State seismic experts say the dire predictions that a large-scale earthquake will rock California are very real and in need of immediate attention.
"We're talking about a 1906 event on the San Andreas fault on the order of a 7.9, 8.0 magnitude earthquake," California senior geologist Bill Bryant said.
Studies show the entire state faces a cataclysmic earthquake danger in the coming decades. Researchers at the Southern California Earthquake Center said there is an 80 to 90 percent chance that a 7.0 or greater magnitude quake will strike Southern California before 2024. Meanwhile, projections show a 62 percent probability that at least one earthquake of magnitude 6.7 or higher will strike the Bay Area before 2032.

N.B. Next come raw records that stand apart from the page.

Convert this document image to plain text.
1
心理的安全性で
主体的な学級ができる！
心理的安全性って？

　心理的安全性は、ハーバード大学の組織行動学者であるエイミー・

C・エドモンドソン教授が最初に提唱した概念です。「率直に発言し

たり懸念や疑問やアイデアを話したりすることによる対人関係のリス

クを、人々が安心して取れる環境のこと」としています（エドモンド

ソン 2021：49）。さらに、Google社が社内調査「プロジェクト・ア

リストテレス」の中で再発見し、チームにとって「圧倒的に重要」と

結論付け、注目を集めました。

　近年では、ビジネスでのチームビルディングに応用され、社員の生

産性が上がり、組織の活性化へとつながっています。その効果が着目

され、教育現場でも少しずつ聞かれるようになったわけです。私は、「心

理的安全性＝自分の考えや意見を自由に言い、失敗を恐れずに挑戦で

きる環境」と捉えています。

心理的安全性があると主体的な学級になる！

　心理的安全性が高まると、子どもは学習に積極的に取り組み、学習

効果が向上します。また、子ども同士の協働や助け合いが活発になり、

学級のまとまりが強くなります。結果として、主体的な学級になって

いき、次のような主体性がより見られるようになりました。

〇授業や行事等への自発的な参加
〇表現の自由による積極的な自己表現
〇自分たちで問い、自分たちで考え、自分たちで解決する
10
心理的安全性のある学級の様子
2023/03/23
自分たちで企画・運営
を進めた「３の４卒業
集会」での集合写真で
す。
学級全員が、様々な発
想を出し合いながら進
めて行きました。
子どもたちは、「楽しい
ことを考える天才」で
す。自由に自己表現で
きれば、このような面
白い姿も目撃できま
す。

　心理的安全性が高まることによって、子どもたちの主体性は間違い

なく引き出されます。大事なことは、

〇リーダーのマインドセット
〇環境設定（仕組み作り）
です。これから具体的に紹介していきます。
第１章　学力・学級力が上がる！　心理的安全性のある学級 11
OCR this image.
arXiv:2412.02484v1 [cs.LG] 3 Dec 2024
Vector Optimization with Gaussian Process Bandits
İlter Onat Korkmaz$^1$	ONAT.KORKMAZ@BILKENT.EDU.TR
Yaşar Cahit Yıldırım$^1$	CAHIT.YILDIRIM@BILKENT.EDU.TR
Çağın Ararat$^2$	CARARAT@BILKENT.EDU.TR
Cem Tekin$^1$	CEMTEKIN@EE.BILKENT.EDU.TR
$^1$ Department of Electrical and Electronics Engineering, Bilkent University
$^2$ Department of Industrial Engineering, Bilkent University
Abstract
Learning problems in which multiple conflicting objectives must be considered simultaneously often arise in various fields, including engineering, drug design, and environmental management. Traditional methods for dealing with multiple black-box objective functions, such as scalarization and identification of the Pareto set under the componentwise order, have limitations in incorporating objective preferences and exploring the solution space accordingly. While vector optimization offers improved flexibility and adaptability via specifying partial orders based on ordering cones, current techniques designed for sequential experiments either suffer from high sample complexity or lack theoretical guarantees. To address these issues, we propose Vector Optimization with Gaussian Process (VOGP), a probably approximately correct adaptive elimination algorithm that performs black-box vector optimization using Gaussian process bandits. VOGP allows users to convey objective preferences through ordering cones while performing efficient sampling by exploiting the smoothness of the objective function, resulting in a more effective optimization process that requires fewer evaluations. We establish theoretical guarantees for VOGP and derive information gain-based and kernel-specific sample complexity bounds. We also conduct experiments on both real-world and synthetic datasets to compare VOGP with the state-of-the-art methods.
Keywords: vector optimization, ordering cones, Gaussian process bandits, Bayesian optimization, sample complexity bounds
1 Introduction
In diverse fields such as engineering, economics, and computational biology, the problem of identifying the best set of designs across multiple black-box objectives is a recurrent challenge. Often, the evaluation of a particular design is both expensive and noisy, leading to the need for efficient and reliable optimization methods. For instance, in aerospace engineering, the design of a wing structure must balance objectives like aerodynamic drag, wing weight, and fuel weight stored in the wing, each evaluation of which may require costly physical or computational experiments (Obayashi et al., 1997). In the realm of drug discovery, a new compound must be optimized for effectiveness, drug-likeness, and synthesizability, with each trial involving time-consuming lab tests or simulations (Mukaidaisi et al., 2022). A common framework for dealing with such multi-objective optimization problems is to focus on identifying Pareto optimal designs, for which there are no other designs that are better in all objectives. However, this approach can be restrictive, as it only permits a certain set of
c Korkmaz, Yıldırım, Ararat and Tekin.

An ominous Federal Emergency Management Agency training session held in August 2001 underscores the renewed interest in California's earthquake preparedness. At the meeting, officials said the three most likely disaster scenarios to occur in the United States were a terrorist attack in New York City, a massive hurricane hitting New Orleans and a violent earthquake crippling California. Within four years, two of the three predictions had come true.
California Office of Emergency Services spokesperson Sheryl Tankersley said only 30 percent of Californians have assembled an emergency survival kit, a vital step toward preparing for an earthquake disaster.
"It's extremely important for every individual, every man, woman, and child in the state of California, to have at least a three day supply of whatever they may need to survive," Tankersley said.
The OES recommends that survival kit items include food, one gallon of water per person per day, medication and first aid kits, as well as portable radios, flashlights and spare batteries.